The jury prize was awarded to the British banking corporation Barclays, for its food speculation at the expense of the world’s poorest people. The People’s Award went to Vale. 88,766 people cast their votes online.
The organisers recognized two corporations that are exemplary cases of those WEF members and corporations whose social and ecological offenses reveal the downside of pure profitoriented globalization.
For its food speculation practices, the expert panel conferred the Public Eye Global Award on British banking giant Barclays. As the fastest-growing food speculator in the world, Barclays drives up food prices at the expense of the poorest. In just the second half of 2010, 44 million people worldwide were driven into extreme
poverty due to rising food prices.
“We hope this award will encourage European lawmakers to introduce tough regulations to curb food speculation and stop banks gambling with food prices while nearly a billion people go hungry. Women, children and elderly people in the Global South are often the hardest hit by food speculation,” said Amy Horton of World Development Movement, the NGO that nominated Barclays for the award.
A new record of people voted via the web for the Public Eye People’s Award. The most votes (25,041) went to Vale, followed closely by Tepco (24,245) and Samsung (19,014).
Vale is Brazil’s second-largest corporation, the world’s second-largest mining firm, and the largest global producer of iron ore. The corporation has a 60-year history tarnished by repeated human rights abuses, inhumane working conditions and the ruthless exploitation of nature. Vale is currently taking part in the construction of the Belo Monte Dam in the Amazon.

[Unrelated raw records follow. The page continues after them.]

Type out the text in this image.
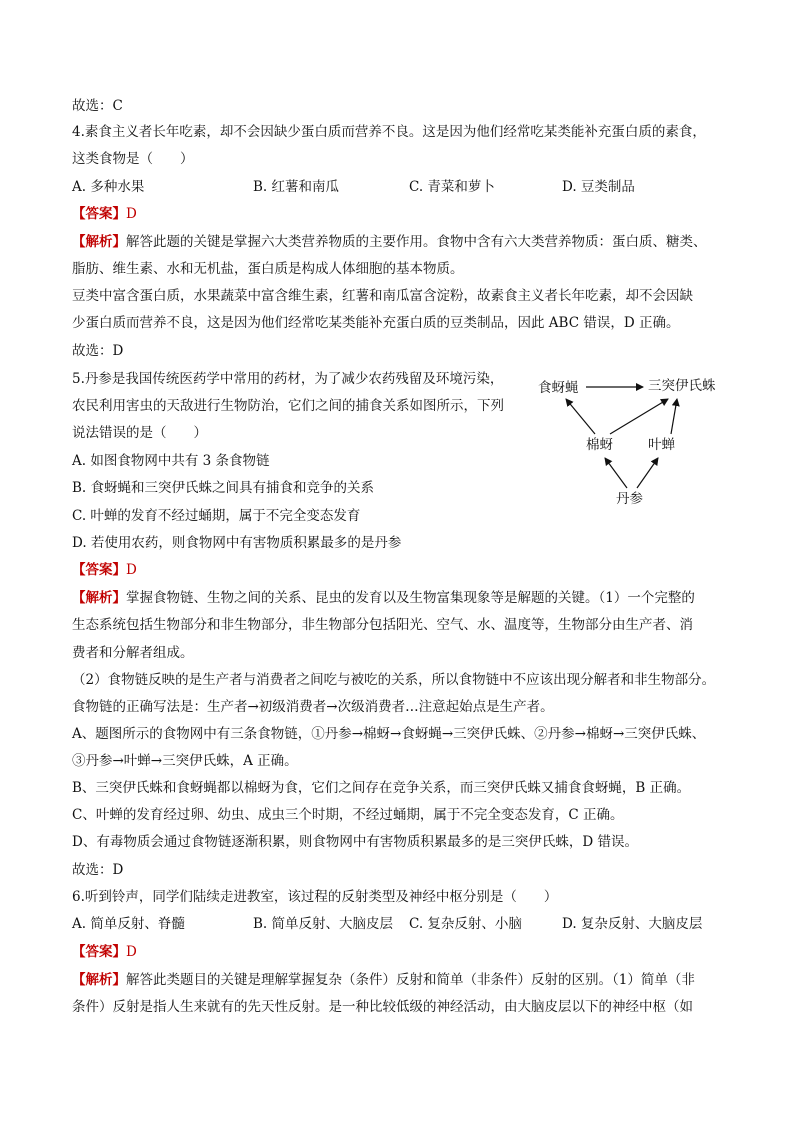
故选：C
4.素食主义者长年吃素，却不会因缺少蛋白质而营养不良。这是因为他们经常吃某类能补充蛋白质的素食，
这类食物是（　　）
A. 多种水果	B. 红薯和南瓜	C. 青菜和萝卜	D. 豆类制品
【答案】D
【解析】解答此题的关键是掌握六大类营养物质的主要作用。食物中含有六大类营养物质：蛋白质、糖类、
脂肪、维生素、水和无机盐，蛋白质是构成人体细胞的基本物质。
豆类中富含蛋白质，水果蔬菜中富含维生素，红薯和南瓜富含淀粉，故素食主义者长年吃素，却不会因缺
少蛋白质而营养不良，这是因为他们经常吃某类能补充蛋白质的豆类制品，因此 ABC 错误，D 正确。
故选：D
5.丹参是我国传统医药学中常用的药材，为了减少农药残留及环境污染，
农民利用害虫的天敌进行生物防治，它们之间的捕食关系如图所示，下列
说法错误的是（　　）
A. 如图食物网中共有 3 条食物链
B. 食蚜蝇和三突伊氏蛛之间具有捕食和竞争的关系
C. 叶蝉的发育不经过蛹期，属于不完全变态发育
D. 若使用农药，则食物网中有害物质积累最多的是丹参
食蚜蝇	三突伊氏蛛
棉蚜	叶蝉
丹参
【答案】D
【解析】掌握食物链、生物之间的关系、昆虫的发育以及生物富集现象等是解题的关键。（1）一个完整的
生态系统包括生物部分和非生物部分，非生物部分包括阳光、空气、水、温度等，生物部分由生产者、消
费者和分解者组成。
（2）食物链反映的是生产者与消费者之间吃与被吃的关系，所以食物链中不应该出现分解者和非生物部分。
食物链的正确写法是：生产者→初级消费者→次级消费者…注意起始点是生产者。
A、题图所示的食物网中有三条食物链，①丹参→棉蚜→食蚜蝇→三突伊氏蛛、②丹参→棉蚜→三突伊氏蛛、
③丹参→叶蝉→三突伊氏蛛，A 正确。
B、三突伊氏蛛和食蚜蝇都以棉蚜为食，它们之间存在竞争关系，而三突伊氏蛛又捕食食蚜蝇，B 正确。
C、叶蝉的发育经过卵、幼虫、成虫三个时期，不经过蛹期，属于不完全变态发育，C 正确。
D、有毒物质会通过食物链逐渐积累，则食物网中有害物质积累最多的是三突伊氏蛛，D 错误。
故选：D
6.听到铃声，同学们陆续走进教室，该过程的反射类型及神经中枢分别是（　　）
A. 简单反射、脊髓	B. 简单反射、大脑皮层 C. 复杂反射、小脑	D. 复杂反射、大脑皮层
【答案】D
【解析】解答此类题目的关键是理解掌握复杂（条件）反射和简单（非条件）反射的区别。（1）简单（非
条件）反射是指人生来就有的先天性反射。是一种比较低级的神经活动，由大脑皮层以下的神经中枢（如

The dam is likely to result in the forced relocation of 40,000 people, who have neither a voice in the matter nor will they likely receive compensation.
Jan 11, 2012
Our colleagues at Friends of the Earth Brazil urge you to vote for the construction company behind Brazil's Belo Monte Dam - currently displacing 40,000 people in the Amazon - to be crowned the worst corporation of the year.
Vale, the Brazilian mining company present in 38 countries and the largest iron-ore mining corporation in the world is one of six finalists for the Public Eye Award, which annually elects the worst company in the world by popular vote and announces the winner during the World Economic Forum in Davos, Switzerland.
Cast your vote now!
The company's entry in mid-2010 in the Northern Consortium Energia SA, responsible for building the Belo Monte Dam on the Xingu River in Para, was considered by the organizers of the award the determining factor for their inclusion in the list of six finalists in the Public Eye this year.
Vale owns 9% stake in the consortium, which will be responsible for the forced displacement of about 40,000 people, directly and indirectly reaching 14 indigenous communities of the Middle Xingu, flooding and drying 668 square kilometers, and drying out 100 kilometers of the Big Bend River of the Xingu.
The other nominees for the award are, the banking giant Barclays, the US mining corporation Freeport, South Korean electronics giant Samsung, the world’s largest agrochemical producer Syngenta and the Japanese energy company Tepco.